Rods: conveys shade of black, white and grey 
Cones: colours
Type 1: sensitive to red-orange light
Type 2: sensitive to green light
Type 3: sensitive to blue-violet light 

When different cones are stimulated we will see different colours such as if our green cons are stimulated we will see green. The eye if folded due to the physiological response which allows the eye to see a full range of colours through the adjustments of red, green and blue. 

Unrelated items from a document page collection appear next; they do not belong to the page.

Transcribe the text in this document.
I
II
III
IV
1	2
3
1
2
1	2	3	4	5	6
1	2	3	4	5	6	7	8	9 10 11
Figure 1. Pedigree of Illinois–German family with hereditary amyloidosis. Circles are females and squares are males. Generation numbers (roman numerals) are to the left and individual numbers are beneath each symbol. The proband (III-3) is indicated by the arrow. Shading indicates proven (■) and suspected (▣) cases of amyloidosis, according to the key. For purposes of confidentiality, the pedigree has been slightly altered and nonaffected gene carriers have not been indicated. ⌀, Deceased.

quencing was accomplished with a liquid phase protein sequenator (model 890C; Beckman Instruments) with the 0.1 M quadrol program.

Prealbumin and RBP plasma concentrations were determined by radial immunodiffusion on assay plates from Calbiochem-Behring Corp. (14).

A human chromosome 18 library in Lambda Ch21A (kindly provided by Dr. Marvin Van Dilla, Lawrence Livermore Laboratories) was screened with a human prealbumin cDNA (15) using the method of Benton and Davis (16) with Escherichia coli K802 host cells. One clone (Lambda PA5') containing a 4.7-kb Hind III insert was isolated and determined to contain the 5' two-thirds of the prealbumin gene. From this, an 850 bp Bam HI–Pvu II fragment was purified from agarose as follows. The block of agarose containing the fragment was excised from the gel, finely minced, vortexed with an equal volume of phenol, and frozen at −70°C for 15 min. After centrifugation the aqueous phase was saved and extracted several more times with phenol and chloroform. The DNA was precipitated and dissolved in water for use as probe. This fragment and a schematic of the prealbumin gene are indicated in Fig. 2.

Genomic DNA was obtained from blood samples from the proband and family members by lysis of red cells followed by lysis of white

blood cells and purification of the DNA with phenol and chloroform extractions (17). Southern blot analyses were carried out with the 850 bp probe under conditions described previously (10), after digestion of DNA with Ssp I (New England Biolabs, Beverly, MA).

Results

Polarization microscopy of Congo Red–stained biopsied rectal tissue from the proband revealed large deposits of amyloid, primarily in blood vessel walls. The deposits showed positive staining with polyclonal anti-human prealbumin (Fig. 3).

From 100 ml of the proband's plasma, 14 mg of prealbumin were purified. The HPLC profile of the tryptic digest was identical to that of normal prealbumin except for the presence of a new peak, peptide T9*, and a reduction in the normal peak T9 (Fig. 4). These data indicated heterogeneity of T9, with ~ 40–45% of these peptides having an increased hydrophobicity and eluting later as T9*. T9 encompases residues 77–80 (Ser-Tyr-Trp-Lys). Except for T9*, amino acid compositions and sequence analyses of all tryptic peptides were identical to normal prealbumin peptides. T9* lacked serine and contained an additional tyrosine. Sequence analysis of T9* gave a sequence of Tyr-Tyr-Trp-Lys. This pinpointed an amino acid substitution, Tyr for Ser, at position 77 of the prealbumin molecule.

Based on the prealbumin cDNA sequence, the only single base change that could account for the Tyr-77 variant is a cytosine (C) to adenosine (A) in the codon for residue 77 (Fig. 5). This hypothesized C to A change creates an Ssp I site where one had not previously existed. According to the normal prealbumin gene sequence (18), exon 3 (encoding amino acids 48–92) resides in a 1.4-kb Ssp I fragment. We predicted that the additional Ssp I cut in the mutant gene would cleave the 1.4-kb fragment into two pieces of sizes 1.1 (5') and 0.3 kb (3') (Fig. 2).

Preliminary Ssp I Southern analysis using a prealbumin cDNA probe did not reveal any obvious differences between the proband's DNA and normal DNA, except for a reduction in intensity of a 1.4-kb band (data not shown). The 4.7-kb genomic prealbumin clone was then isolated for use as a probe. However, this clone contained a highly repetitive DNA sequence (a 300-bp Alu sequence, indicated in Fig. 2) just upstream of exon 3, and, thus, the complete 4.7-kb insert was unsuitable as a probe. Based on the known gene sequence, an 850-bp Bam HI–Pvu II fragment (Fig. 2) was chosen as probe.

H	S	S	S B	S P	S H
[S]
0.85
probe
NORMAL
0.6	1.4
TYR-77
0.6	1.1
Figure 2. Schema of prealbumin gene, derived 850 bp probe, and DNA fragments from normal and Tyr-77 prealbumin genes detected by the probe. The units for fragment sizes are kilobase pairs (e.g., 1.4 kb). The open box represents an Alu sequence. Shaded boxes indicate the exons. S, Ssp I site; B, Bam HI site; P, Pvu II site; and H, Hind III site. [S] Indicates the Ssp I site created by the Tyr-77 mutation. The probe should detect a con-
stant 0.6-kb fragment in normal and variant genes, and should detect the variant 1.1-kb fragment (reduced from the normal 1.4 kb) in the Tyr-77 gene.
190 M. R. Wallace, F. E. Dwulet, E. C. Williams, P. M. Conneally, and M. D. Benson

Spectral colour is where the eye can not differentiate between spectral yellow and some combination of red and green. The same effect accounts for our perception of cyan, magenta. Different colour modes are needed to be able to understand colour which relate to physical colour and spectral colour to do with light. 



Subjective Colour

Chromatic Value:
 - tone, hue and saturation is what is spoken about when we discuss colour, as these make up colour. Give each colour a chromatic colour, 
  • neutrals created my mixing more colours together to reduce the colour values, mixture of primaries and secondaries with more white added to reduce there values. 
  • complementary colours are those opposite colours on the colour wheel this is because the complementary is made by combination of two primaries. 
  • Everything we see has a colour value but depends on its hue, tone and saturation which can be altered to create different colours. 

Series of Contrasts in:

Tone -->
 This can be seen by looking at black and white, series of colour contrast that allow different colours to be visible through the contrast which allow for differentiation. Contrast and tone allows for things to be seen easily as black and white are quite high contrast. However using tones/shades of the same colour make it more difficult to see due to little contrast. 


Saturation -->


Juxtaposition of light and dark values and their relevant saturations. The variation effects how the eye sees the shades as colours can appear lighter and darker. Tone, hue an saturation work together within the contrast of saturation to see how pure a colour is. 


Hue -->
The contrast in hue allows for colour to be recognised based on the wavelengths. Contrast of hue looks purely at the tonal value and the colours they create, closer in hue the colours, lower the contrast. 


Temperature -->
Relates to the hues that can be considered warm or cool. Oranges and reds are associated with warmth whereas blues are perceived as cold colours. The use of different tones of red can create a cooler red based on the contrasts created when they are overlapped or placed next to each other. 


After Image -->
How are eye see and perceive colour as well as the memory of the eye. When you look at something that is bright and look away you can still see aspects of the image. Eye remembers colour that it’s seeing, as information seen by rods and tons burns information into the retina. Eye seeing saturated light to the eye flips the colour in order to balance the colour.